A beloved, award-winning novel
finally makes it to the screen after
20-plus years.
ENJOYMENT.
Teen horniness is not a crime.
IN RETROSPECT.
A loving tribute to uncensored
working class women –
an acutely written and
performed triumph.
et’s call Our Ladies one of the new great British
teen movies. Its journey to the screen is even
older than its riotous protagonists: director
and co-writer Michael Caton-Jones first optioned
the rights to Alan Warner’s 1998 novel ‘The Sopranos’
over 20 years ago.
The film charts 24 hours in the lives of five
working class friends, all nearing the end of their
Catholic school days in Fort William, a small town
in the western Scottish Highlands. There’s Orla
(Tallulah Greive), a leukemia recoveree; Kylah (Marli
Siu), the frontwoman of an aspiring garage band of
useless boys; Chell (Rona Morison), an impoverished
girl haunted by the drowning of her father; Fionnula
(Abigail Lawrie), the de facto group leader secretly
coming to terms with her sexuality; and Manda (Sally
Messham), who’s feeling the cold shoulder from
once-close Fionnula.
There’s also Kay (Eve Austin), a derided,
wealthier gang member destined for university and
prospects beyond reach for the main crew. They
all head on a school trip to Edinburgh to compete
in a choir competition, but are more interested in
partying, drinking and chasing random hook-ups
than they are winning. The day’s misbehaviour and
surprise romantic developments spell drama and
further debauchery for their return home.

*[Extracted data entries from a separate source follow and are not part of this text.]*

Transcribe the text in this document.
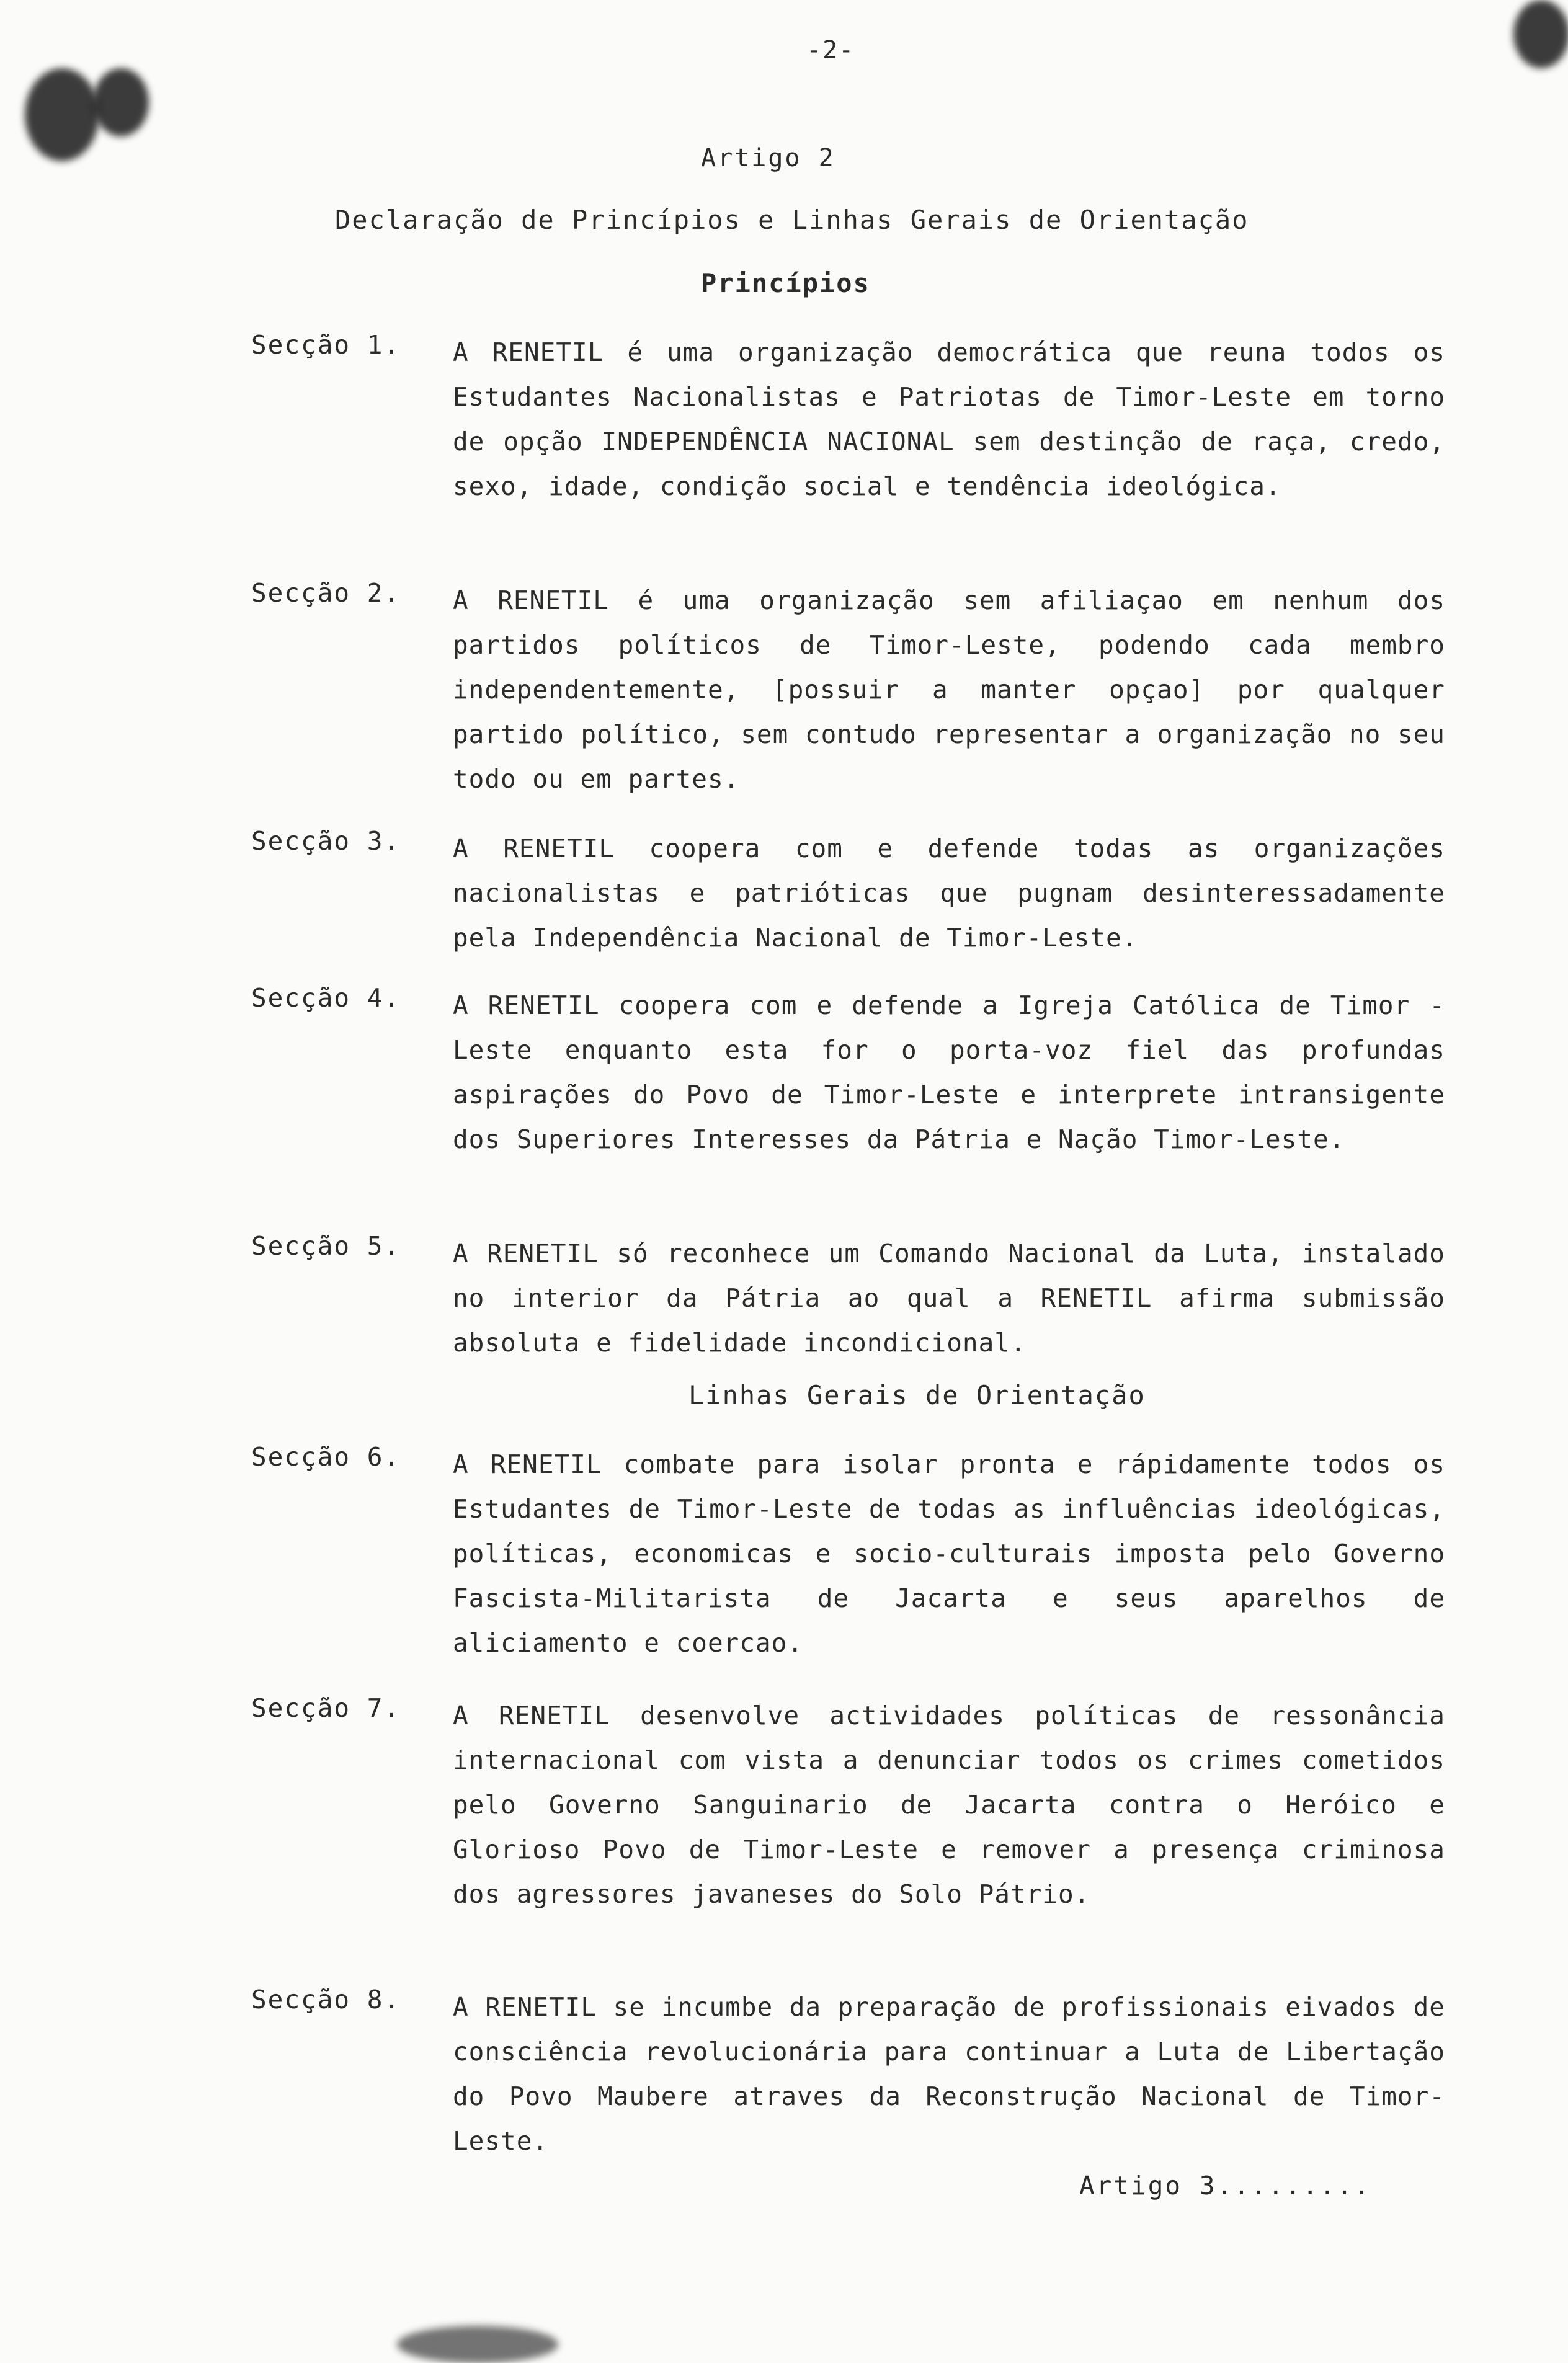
-2-
Artigo 2
Declaração de Princípios e Linhas Gerais de Orientação
Princípios
Secção 1. A RENETIL é uma organização democrática que reuna todos os Estudantes Nacionalistas e Patriotas de Timor-Leste em torno de opção INDEPENDÊNCIA NACIONAL sem destinção de raça, credo, sexo, idade, condição social e tendência ideológica.
Secção 2. A RENETIL é uma organização sem afiliaçao em nenhum dos partidos políticos de Timor-Leste, podendo cada membro independentemente, [possuir a manter opçao] por qualquer partido político, sem contudo representar a organização no seu todo ou em partes.
Secção 3. A RENETIL coopera com e defende todas as organizações nacionalistas e patrióticas que pugnam desinteressadamente pela Independência Nacional de Timor-Leste.
Secção 4. A RENETIL coopera com e defende a Igreja Católica de Timor -Leste enquanto esta for o porta-voz fiel das profundas aspirações do Povo de Timor-Leste e interprete intransigente dos Superiores Interesses da Pátria e Nação Timor-Leste.
Secção 5. A RENETIL só reconhece um Comando Nacional da Luta, instalado no interior da Pátria ao qual a RENETIL afirma submissão absoluta e fidelidade incondicional.
Linhas Gerais de Orientação
Secção 6. A RENETIL combate para isolar pronta e rápidamente todos os Estudantes de Timor-Leste de todas as influências ideológicas, políticas, economicas e socio-culturais imposta pelo Governo Fascista-Militarista de Jacarta e seus aparelhos de aliciamento e coercao.
Secção 7. A RENETIL desenvolve actividades políticas de ressonância internacional com vista a denunciar todos os crimes cometidos pelo Governo Sanguinario de Jacarta contra o Heróico e Glorioso Povo de Timor-Leste e remover a presença criminosa dos agressores javaneses do Solo Pátrio.
Secção 8. A RENETIL se incumbe da preparação de profissionais eivados de consciência revolucionária para continuar a Luta de Libertação do Povo Maubere atraves da Reconstrução Nacional de Timor-Leste.
Artigo 3.........
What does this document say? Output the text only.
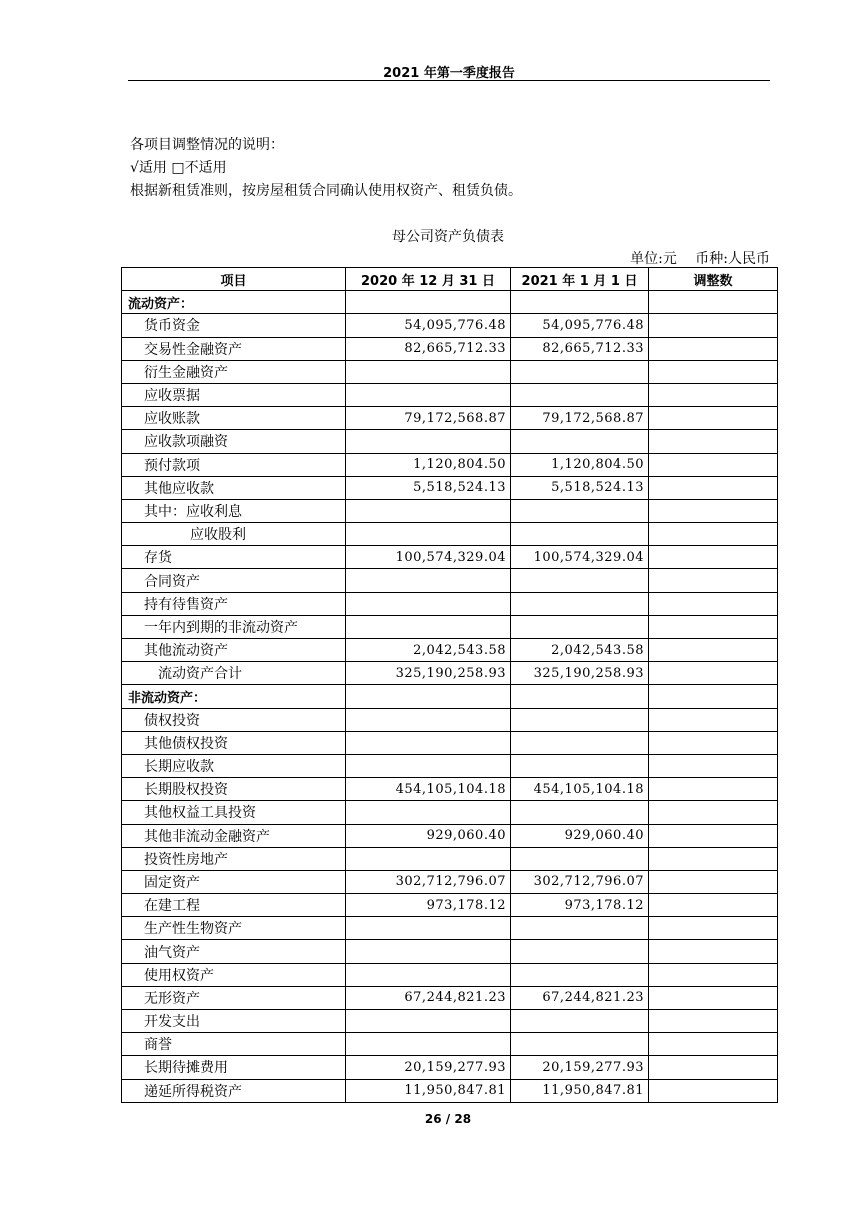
2021 年第一季度报告
各项目调整情况的说明：
√适用 □不适用
根据新租赁准则，按房屋租赁合同确认使用权资产、租赁负债。
母公司资产负债表
单位:元 币种:人民币
项目	2020 年 12 月 31 日	2021 年 1 月 1 日	调整数
流动资产：			
货币资金	54,095,776.48	54,095,776.48	
交易性金融资产	82,665,712.33	82,665,712.33	
衍生金融资产			
应收票据			
应收账款	79,172,568.87	79,172,568.87	
应收款项融资			
预付款项	1,120,804.50	1,120,804.50	
其他应收款	5,518,524.13	5,518,524.13	
其中：应收利息			
应收股利			
存货	100,574,329.04	100,574,329.04	
合同资产			
持有待售资产			
一年内到期的非流动资产			
其他流动资产	2,042,543.58	2,042,543.58	
流动资产合计	325,190,258.93	325,190,258.93	
非流动资产：			
债权投资			
其他债权投资			
长期应收款			
长期股权投资	454,105,104.18	454,105,104.18	
其他权益工具投资			
其他非流动金融资产	929,060.40	929,060.40	
投资性房地产			
固定资产	302,712,796.07	302,712,796.07	
在建工程	973,178.12	973,178.12	
生产性生物资产			
油气资产			
使用权资产			
无形资产	67,244,821.23	67,244,821.23	
开发支出			
商誉			
长期待摊费用	20,159,277.93	20,159,277.93	
递延所得税资产	11,950,847.81	11,950,847.81	
26 / 28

An unrelated, Olivier-winning stage adaptation of
‘The Sopranos’ had notable success in recent years, but
it’s probably the hit status of tonally similar Northern
Irish sitcom Derry Girls, which also follows unruly
Catholic schoolgirls, that played some small part in
Our Ladies finally getting the green light. Looking at
the project from a more contextual vantage, there are
justified discussions in contemporary film culture
about who should be allowed to tell what stories.
Without Caton-Jones’ long-held devotion to getting
this made, the immediate optics of a male filmmaker
helming a tale of young women eager to get shagged
admittedly aren’t great.
Thankfully, this man is firmly on the side of
these girls, and he avoids any kind of moralising
or shaming over their abrasive qualities, gutter-
minded patter, casual cruelty and, yes, extreme
horniness. Direction and cinematography avoid
the hyper-sexualisation of bodies, while still
allowing for characters to be sexual in the ways
they find empowering. And with the dynamic
ensemble, every single one giving a star-making
turn, lightning-in-a-bottle chemistry and palpable
authenticity are achieved with aplomb.
To avoid factors like prevalent mobile phones,
the film is explicitly set in 1996, in the decade the
book was originally published. This is also wise
given how Fionnula’s issues concerning coming
out are rooted in the particularities of ’90s
Britain. That said, other period inconsistencies
prove Our Ladies’ lone bugbear: two massive
hit songs from the next two years prominently
feature, while signage for a Harry Potter merch
shop is repeatedly visible. These complaints are
pedantic, though, as they don’t stall the film’s
racing momentum, which veers smoothly from
exuberant optimism and gross-out humour to a
melancholic reflection on class inequality and fate.